On ajoute également que la planification d'un axe routier est-ouest par le prolongement de la rue Lepire ferait que la caserne de Val-Bélair pourrait aussi intervenir à Lac-Saint-Charles en soutien, en plus de celle de Charlesbourg qui couvre actuellement ce territoire.
Le rapport fait également grand état d'un avis de la CSST relativement à l'application de la norme 1710 de la National Fire Protection Association.
Cette norme, qui demande à l'employeur de s'assurer qu'un minimum de quatre personnes soient assignées à un véhicule afin d'intervenir simultanément sur le lieu de l'incendie, pourrait obliger Québec à embaucher 184 pompiers additionnels pour des coûts récurrents de 22 millions $ par année.
«L'Association professionnelle des pompiers de Québec a entrepris une démarche auprès de la CSST afin que cet avis devienne effectif à Québec», indique M. Côté.
Révision du schéma
De plus, la mise en oeuvre du schéma de couverture actuel non révisé exigerait l'embauche d'au moins 88 pompiers additionnels et des coûts annuels récurrents supplémentaires d'au moins 32,6 millions $, soit une hausse de 5 % de l'avis d'imposition des contribuables.
«Il faut donc se donner l'occasion de revoir le schéma de couverture avant de mettre de l'avant le projet de caserne au Lac-Saint-Charles», plaide Richard Côté.
«Il faut penser agglomération.
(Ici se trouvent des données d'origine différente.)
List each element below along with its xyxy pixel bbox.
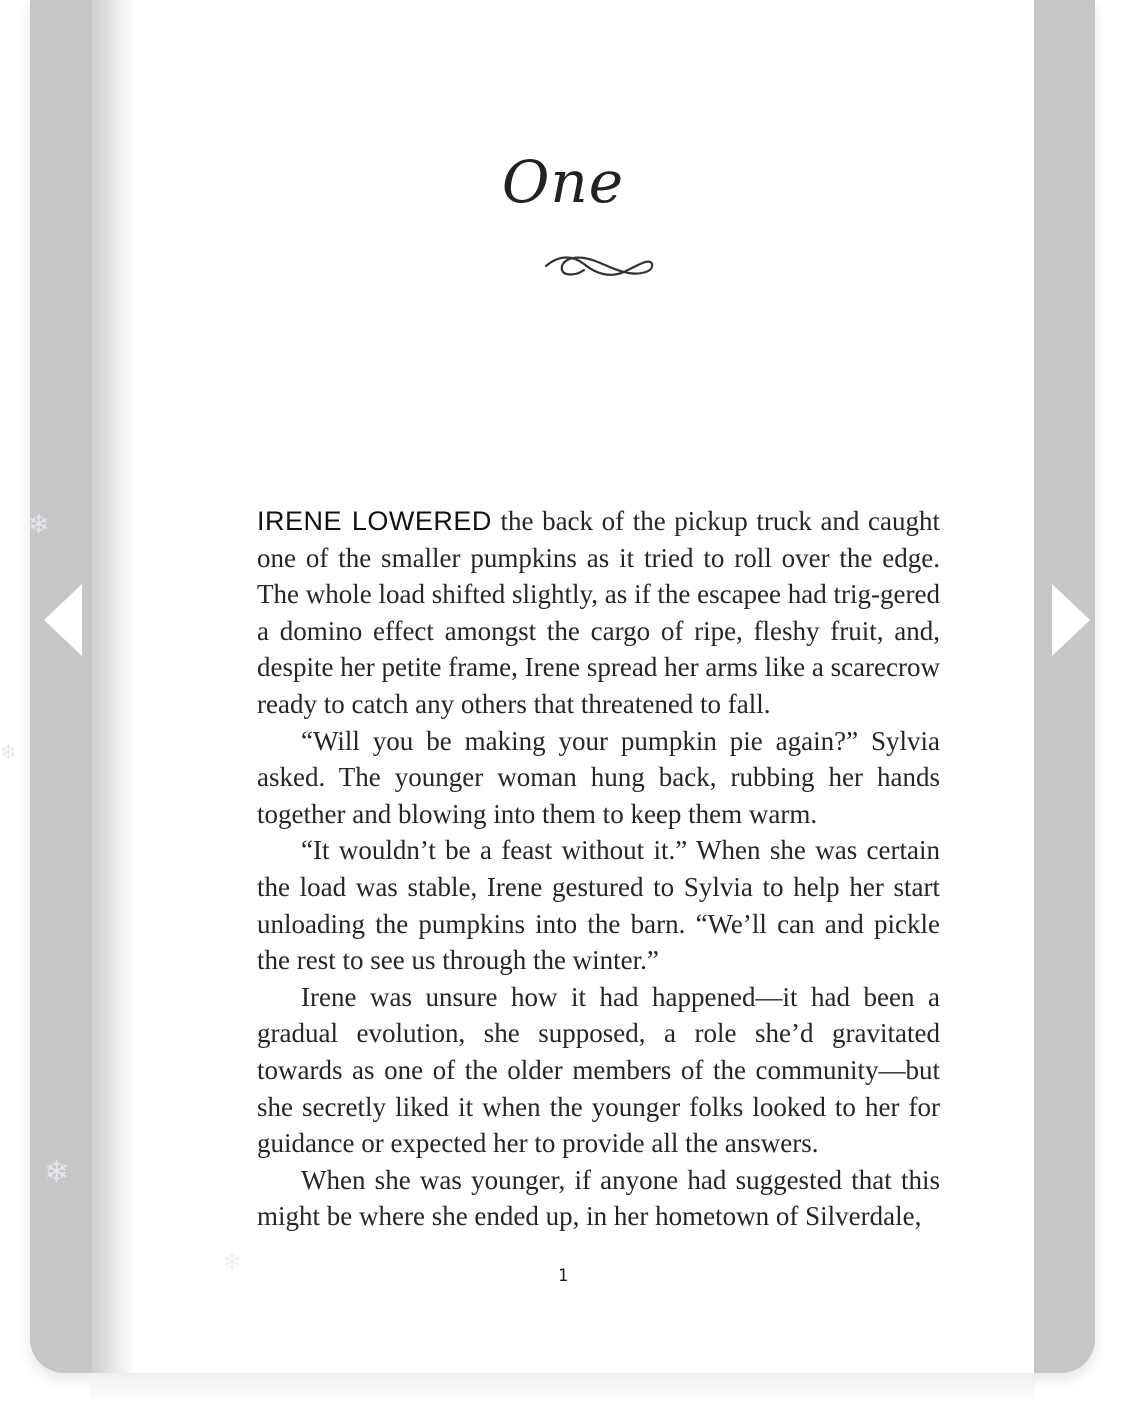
paragraph-text: the back of the pickup truck and caught one of the smaller pumpkins as it tried to roll over the edge. The whole load shifted slightly, as if the escapee had trig-gered a domino effect amongst the cargo of ripe, fleshy fruit, and, despite her petite frame, Irene spread her arms like a scarecrow ready to catch any others that threatened to fall. (257, 506, 940, 719)
snowflake-icon: ❄ (0, 740, 17, 764)
paragraph: “Will you be making your pumpkin pie again?” Sylvia asked. The younger woman hung back, rubbing her hands together and blowing into them to keep them warm. (257, 725, 940, 829)
paragraph (257, 503, 940, 723)
lead-in-text: IRENE LOWERED (257, 506, 492, 536)
chapter-body (257, 503, 940, 1235)
page-number: 1 (557, 1266, 569, 1286)
chevron-right-icon (1052, 584, 1090, 656)
snowflake-icon: ❄ (44, 1155, 70, 1190)
next-page-button[interactable] (1050, 582, 1092, 658)
snowflake-icon: ❄ (28, 510, 50, 540)
previous-page-button[interactable] (42, 582, 84, 658)
paragraph: “It wouldn’t be a feast without it.” When she was certain the load was stable, Irene gestured to Sylvia to help her start unloading the pumpkins into the barn. “We’ll can and pickle the rest to see us through the winter.” (257, 835, 940, 976)
paragraph: Irene was unsure how it had happened—it had been a gradual evolution, she supposed, a role she’d gravitated towards as one of the older members of the community—but she secretly liked it when the younger folks looked to her for guidance or expected her to provide all the answers. (257, 981, 940, 1159)
frame-shadow (90, 1373, 1035, 1403)
flourish-ornament-icon (540, 246, 660, 286)
paragraph: When she was younger, if anyone had suggested that this might be where she ended up, in her hometown of Silverdale, (257, 1164, 940, 1232)
snowflake-icon: ❄ (222, 1248, 243, 1276)
chevron-left-icon (44, 584, 82, 656)
chapter-title: One (501, 148, 625, 216)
On souhaite regarder le schéma autrement, avec une approche avant-gardiste, et nous croyons que cette vision coûtera moins cher tout en étant aussi efficace», poursuit-il en soulignant que la révision du schéma serait soumise à une large discussion publique et que le ministère de la Sécurité publique devrait l'approuver.
Le vice-président de l'exécutif a par ailleurs déploré la façon de faire du conseiller indépendant Jacques Teasdale, qui avait proposé la construction de la nouvelle caserne à Lac-Saint-Charles. «M. Teasdale se plaît à dire que les gens sont en danger alors que ce n'est pas vrai du tout», conclut-il.